Ülkede ki eğitim sistemine en büyük eleştiri olan her dimağa aynı eğitimin verilmeye çalışılması yöntemi bu altın nesil meselesinde de uygulanmaya çalışmaktadır. Fikrini savunan kişiler isteyen düşünür istiyor ki arkasından gelen takipçileri de kendisiyle aynı şeyleri düşünsün, aynı nitelikte yorum yapsın. Eşyanın tabiatına uygun olmayan bu durum kendi ezberini tekrardan başka da bir işe yaramıyor maalesef. Çünkü dış dünya reddediliyor. Sorunlar kalıp, çözümler kalıp… Güncel sorunlara ise herhangi bir çözüm getirilemeyip geçmişin tekrarlarıyla tedarik edilmeye çalışılmakta. İnsanın, insan ilişkilerinin olduğu yerde her daim yenilenen sosyal tekamülün anlaşılması için gereken yenilenebilme ancak gençler sayesinde olur. Toplumun değişimini en net şekilde gösteren kitle gençlik olduğuna göre sırf fikir sahibi olarak yetiştirme sevdasına bu insanların dünyalarını kısıtlamak, tek tipleştirmek, sadece bir pınardan beslemek altın nesil yetiştirmek gayesine hizmet etmeyecektir.

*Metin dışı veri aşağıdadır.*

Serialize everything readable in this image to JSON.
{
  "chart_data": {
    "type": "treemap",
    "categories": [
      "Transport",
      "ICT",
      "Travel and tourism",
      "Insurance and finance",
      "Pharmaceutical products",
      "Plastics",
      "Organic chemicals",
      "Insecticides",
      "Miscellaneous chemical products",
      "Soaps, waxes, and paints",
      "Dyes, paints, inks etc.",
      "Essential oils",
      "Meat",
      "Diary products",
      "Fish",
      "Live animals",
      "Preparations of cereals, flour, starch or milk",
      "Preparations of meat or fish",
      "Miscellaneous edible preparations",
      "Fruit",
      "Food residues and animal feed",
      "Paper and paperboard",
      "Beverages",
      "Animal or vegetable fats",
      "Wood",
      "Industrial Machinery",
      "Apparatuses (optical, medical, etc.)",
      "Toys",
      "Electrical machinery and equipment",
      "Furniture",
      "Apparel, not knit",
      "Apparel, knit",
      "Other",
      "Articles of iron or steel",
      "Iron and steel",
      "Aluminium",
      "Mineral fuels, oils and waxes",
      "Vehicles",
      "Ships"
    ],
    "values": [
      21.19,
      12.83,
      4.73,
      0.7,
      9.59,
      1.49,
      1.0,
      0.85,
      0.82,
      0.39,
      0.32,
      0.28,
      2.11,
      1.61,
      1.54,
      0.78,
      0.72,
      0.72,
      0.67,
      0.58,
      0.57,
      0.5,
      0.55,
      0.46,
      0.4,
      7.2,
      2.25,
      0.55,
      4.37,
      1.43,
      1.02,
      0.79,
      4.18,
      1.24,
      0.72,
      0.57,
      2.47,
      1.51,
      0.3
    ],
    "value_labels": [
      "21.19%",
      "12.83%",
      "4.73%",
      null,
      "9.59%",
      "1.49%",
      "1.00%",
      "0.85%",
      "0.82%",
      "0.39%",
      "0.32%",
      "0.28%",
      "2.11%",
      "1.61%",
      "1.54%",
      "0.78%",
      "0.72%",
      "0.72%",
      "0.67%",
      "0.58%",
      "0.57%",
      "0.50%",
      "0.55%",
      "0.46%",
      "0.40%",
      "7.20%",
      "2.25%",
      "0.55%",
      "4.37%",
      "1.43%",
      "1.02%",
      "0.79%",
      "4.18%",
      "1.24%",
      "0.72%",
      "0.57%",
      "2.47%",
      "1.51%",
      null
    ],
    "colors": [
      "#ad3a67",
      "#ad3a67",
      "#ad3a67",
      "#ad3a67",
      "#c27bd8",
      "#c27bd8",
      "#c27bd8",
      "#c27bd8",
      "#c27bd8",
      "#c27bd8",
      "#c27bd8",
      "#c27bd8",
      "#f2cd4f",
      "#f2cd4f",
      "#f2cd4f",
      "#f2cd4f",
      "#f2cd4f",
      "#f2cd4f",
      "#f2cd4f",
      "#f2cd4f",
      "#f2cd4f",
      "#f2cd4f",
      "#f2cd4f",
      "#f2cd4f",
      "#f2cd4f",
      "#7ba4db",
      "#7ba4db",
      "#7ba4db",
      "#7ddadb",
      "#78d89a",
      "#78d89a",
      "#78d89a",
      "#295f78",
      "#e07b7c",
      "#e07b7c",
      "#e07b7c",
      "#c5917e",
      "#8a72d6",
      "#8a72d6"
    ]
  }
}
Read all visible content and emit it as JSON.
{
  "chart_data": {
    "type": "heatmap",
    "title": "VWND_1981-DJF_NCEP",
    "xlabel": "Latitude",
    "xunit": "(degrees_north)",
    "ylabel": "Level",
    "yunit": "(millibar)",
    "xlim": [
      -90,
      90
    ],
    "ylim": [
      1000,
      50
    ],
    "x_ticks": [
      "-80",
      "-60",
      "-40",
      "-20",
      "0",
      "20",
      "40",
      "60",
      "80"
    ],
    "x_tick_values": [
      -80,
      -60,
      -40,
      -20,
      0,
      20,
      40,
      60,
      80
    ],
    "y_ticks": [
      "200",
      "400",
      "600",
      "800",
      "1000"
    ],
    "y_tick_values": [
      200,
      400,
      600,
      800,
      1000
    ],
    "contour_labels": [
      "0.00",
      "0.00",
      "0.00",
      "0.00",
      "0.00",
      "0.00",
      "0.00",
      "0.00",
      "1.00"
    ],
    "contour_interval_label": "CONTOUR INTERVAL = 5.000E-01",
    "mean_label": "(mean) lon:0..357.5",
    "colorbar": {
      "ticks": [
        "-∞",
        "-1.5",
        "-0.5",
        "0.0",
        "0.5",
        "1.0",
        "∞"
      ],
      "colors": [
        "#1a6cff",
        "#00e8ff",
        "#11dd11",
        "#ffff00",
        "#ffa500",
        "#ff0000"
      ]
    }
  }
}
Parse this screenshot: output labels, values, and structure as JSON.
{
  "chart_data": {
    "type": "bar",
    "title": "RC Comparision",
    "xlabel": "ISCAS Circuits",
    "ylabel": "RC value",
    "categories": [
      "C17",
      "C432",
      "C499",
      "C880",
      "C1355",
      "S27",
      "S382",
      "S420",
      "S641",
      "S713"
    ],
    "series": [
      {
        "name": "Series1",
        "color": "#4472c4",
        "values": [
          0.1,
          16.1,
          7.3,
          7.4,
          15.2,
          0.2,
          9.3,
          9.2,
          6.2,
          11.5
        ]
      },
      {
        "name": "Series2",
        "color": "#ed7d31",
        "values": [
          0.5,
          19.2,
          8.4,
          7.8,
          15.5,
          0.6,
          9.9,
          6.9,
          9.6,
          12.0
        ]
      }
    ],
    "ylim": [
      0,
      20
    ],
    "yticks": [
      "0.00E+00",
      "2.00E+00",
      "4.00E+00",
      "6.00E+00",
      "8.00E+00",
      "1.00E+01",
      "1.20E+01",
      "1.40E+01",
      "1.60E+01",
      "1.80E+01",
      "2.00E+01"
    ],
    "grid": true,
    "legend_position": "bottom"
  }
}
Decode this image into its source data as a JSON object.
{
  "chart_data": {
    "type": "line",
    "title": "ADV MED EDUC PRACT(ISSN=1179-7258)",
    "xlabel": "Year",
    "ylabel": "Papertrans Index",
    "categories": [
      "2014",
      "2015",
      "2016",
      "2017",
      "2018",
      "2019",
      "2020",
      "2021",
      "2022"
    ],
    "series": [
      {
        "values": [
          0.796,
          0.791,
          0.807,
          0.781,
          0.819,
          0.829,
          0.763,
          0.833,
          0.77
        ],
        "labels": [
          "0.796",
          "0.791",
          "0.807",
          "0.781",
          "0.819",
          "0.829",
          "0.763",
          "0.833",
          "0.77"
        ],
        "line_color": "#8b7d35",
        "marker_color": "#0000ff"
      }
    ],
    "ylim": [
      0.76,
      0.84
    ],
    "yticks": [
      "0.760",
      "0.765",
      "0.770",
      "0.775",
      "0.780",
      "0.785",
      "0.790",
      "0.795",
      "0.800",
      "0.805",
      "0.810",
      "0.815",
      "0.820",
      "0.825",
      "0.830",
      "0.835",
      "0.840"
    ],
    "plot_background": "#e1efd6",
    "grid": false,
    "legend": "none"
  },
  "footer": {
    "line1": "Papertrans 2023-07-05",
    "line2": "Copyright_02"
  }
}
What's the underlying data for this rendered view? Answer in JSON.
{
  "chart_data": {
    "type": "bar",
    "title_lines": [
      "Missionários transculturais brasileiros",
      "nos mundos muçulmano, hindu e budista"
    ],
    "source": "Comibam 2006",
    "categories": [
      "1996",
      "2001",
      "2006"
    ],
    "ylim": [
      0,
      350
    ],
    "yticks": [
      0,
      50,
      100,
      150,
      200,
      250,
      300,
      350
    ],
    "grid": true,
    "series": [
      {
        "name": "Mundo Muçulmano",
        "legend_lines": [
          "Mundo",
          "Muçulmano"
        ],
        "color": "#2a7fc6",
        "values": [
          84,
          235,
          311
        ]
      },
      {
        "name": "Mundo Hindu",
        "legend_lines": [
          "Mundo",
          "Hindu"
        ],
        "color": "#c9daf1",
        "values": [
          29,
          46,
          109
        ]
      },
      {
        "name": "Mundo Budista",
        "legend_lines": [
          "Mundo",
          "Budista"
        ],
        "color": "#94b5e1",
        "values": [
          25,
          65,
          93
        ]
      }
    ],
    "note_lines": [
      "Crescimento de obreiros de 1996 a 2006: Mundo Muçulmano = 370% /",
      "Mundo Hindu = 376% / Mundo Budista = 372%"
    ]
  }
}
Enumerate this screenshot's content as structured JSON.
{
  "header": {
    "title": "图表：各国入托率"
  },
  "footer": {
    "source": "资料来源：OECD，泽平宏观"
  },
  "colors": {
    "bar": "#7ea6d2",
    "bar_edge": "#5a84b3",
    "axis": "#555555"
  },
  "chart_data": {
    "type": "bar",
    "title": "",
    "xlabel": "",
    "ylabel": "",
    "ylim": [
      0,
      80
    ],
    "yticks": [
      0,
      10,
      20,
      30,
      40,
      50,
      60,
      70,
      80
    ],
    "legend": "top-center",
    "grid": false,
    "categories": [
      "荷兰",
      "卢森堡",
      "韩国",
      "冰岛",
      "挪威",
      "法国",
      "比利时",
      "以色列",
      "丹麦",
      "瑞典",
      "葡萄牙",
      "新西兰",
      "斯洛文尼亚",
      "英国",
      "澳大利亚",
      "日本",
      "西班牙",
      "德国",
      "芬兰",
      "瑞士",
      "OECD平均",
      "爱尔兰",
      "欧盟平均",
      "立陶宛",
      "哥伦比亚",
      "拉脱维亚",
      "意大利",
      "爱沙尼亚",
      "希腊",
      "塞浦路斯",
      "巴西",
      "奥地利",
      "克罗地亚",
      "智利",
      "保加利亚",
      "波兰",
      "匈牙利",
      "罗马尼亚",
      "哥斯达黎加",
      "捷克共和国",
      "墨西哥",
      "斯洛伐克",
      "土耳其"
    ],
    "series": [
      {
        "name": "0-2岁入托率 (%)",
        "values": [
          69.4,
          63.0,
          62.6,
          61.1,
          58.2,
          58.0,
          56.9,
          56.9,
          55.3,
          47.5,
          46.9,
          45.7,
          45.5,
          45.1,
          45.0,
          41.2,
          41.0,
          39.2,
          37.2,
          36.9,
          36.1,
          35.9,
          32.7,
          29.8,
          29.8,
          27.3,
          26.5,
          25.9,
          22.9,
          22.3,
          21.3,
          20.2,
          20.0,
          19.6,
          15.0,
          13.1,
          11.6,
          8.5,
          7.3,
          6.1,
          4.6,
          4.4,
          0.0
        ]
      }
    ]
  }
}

Nesil yetiştirmek isteyen büyüklerin, ilim ve irfan sahiplerinin ilk görmesi gereken gerçek budur. Gençlerin hepsi her şeyi aynı derecede bilmek, bir konuya aynı şekilde yorum yapmak zorunda değildir. Büyükleriyle aynı gündeme sahip olmaları da şart değildir. Yetişecek nesil; kendi yaşıtlarının sorunlarına eğilebilmeli, kendi arkadaşlarına derman olabilmeli, işte bu deva arayışında penceresi mensubu olduğu fikir olmalıdır. Yani gençler dünyaya fikir dünyalarından bakmalıdır, ama BAKMALIDIR. Spor, sanat, akademi, teknik bilimler, ilahiyat, edebiyat gibi ilgi alanlarında uzmanlaşabilmeli, bu alanlara fikirleri ile yeni bakış açıları getirebilmeli. Dünyalarını hazır okuma listelerinden ibaret tutmayıp aktüel eğilimlere de duraksamaksızın yanıt verebilmeli, başarılı olmalıdır. Herkesin kendi işinde başarılı olduğu bir fikirse zaten kendi altın neslini bulmuş demektir.